The role of HZ-binding proteins in the recognition, immune modulation and physiological clearance of HZ in neutrophils remains to be elucidated. We report for the first time that human plasma from healthy individuals, specifically fibrinogen, impairs the ability of neutrophils to ingest HZ but not silica crystals ex vivo. This is in line with previous reports showing that blood proteins such as apolipoprotein E, serum amyloid A, LPS binding protein, complement factor H, albumin, and fibrinogen that were found to be elevated in malaria individuals are able to bind to HZ [16
]. Hence, HZ-binding proteins alter the recognition of HZ as a danger signal for neutrophil clearance. The in vivo relevance of these findings remains to be proven, as the hematin-core crystal in HZ may remain shielded from serum proteins by the surrounding membranes/lipids [26
It is known that circulating neutrophils and platelets interact during infection including malaria, inflammation, and thrombosis, and that they can modulate each other’s functions [35
]. In malaria patients, circulating platelets and platelet-bound neutrophils are reduced, hence these complexes are either lost, the neutrophils migrate to tissues, or they form NETs [13
]. Our ex vivo data showed that the ability of neutrophils to clear HZ crystals even further decreases in platelet-poor plasma compared to normal human plasma. This may imply that neutrophils require platelets for HZ clearance. Previous reports have shown that activated platelets can initiate or amplify various neutrophil responses including phagocytosis, production of oxygen radicals, and NET formation. Such responses are initiated either by a direct contact or by the release of soluble mediators such as chemokine (C-C motif) ligand 5 (CCL5) and platelet factor 4 [37
]. In addition, platelet interactions enhance the phagocytic capacity of neutrophils towards various bacteria in vitro [39
]. Conversely, neutrophils can also release soluble mediators such as cathepsin G and elastase that augment platelet responses by activation of protease-activated receptors on platelets [42
]. However, further studies are needed to investigate the crosstalk between HZ-mediated platelet activation and HZ crystal uptake by neutrophil.

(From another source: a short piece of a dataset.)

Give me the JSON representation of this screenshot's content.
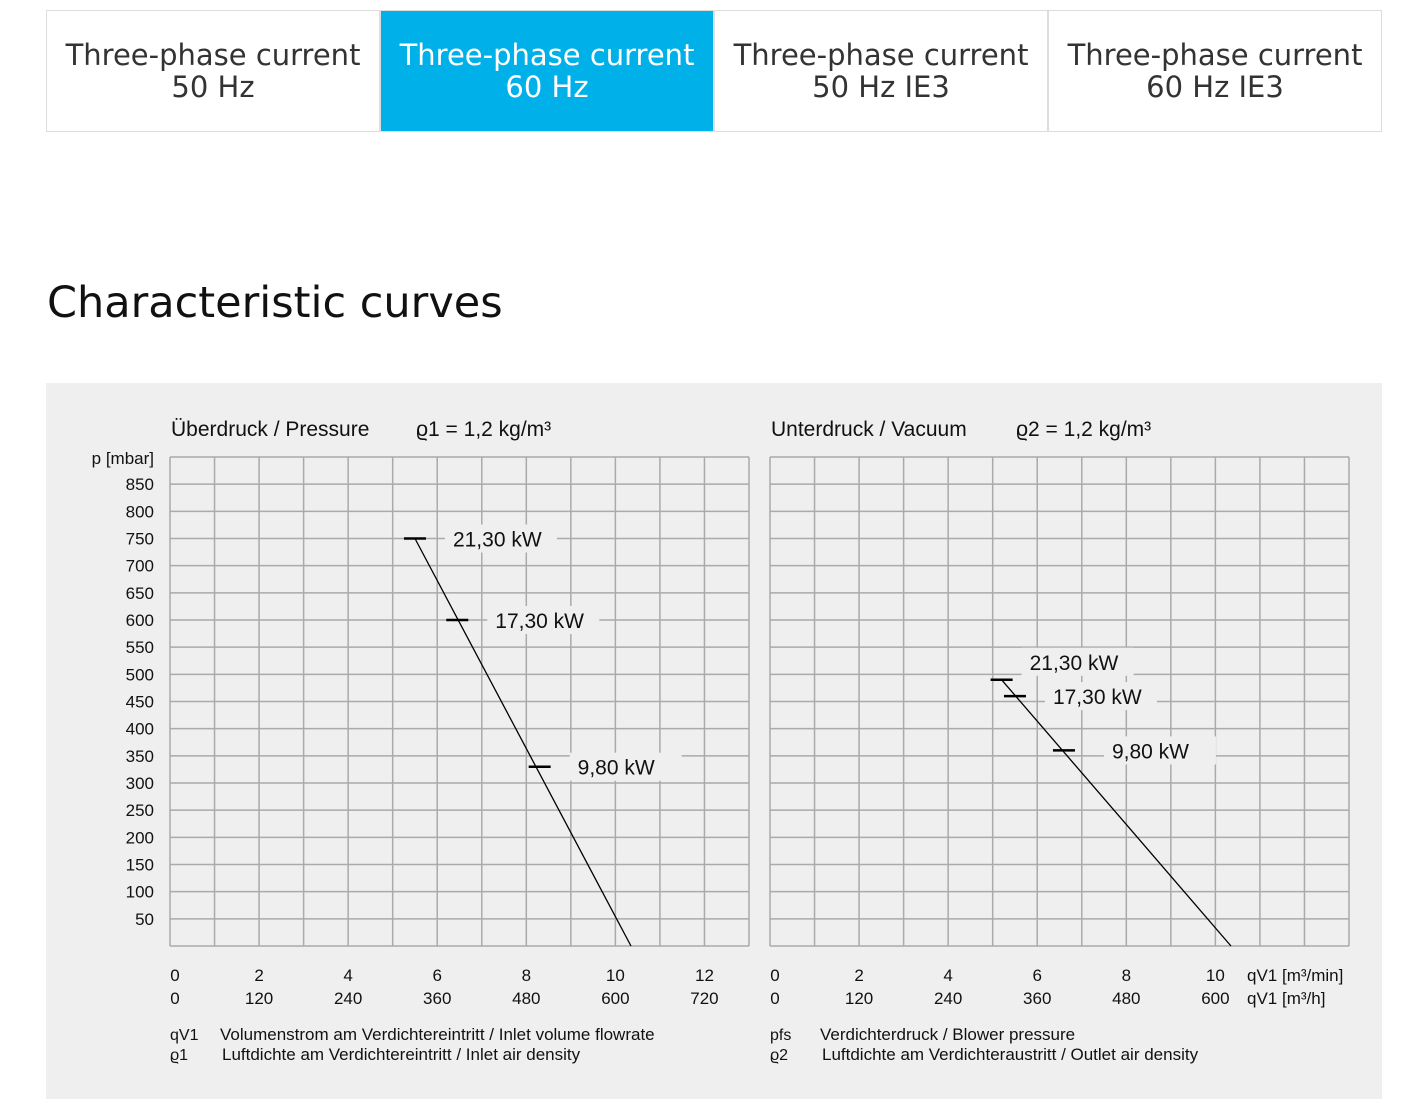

Limitations of our study are that we lack access to plasma from malaria-infected patients to investigate the impact of malaria-related plasma proteins on the phagocytic capacity of neutrophils to ingest HZ. As mentioned above, many plasma proteins that can bind to HZ have been identified in malaria patients [16
], and it is possible that besides fibrinogen, other plasma proteins may alter the uptake of HZ by neutrophils. Furthermore, the role of HZ in modulation of host innate and inflammatory responses has been investigated using different HZ preparation protocols. HZ can be synthesized from hematin (sHZ) or natural HZ (nHZ), or digestive vacuoles containing hemozoin can be purified from infected red blood cells in culture [27
]. We used synthetic HZ and not nHZ or digestive vacuoles of Plasmodia
for our ex vivo cell culture experiments. Although sHZ and nHZ crystals are similar in size, and capable of inducing the same level of inflammation, sHZ with a smaller or larger crystal size may differently affect the function of neutrophils.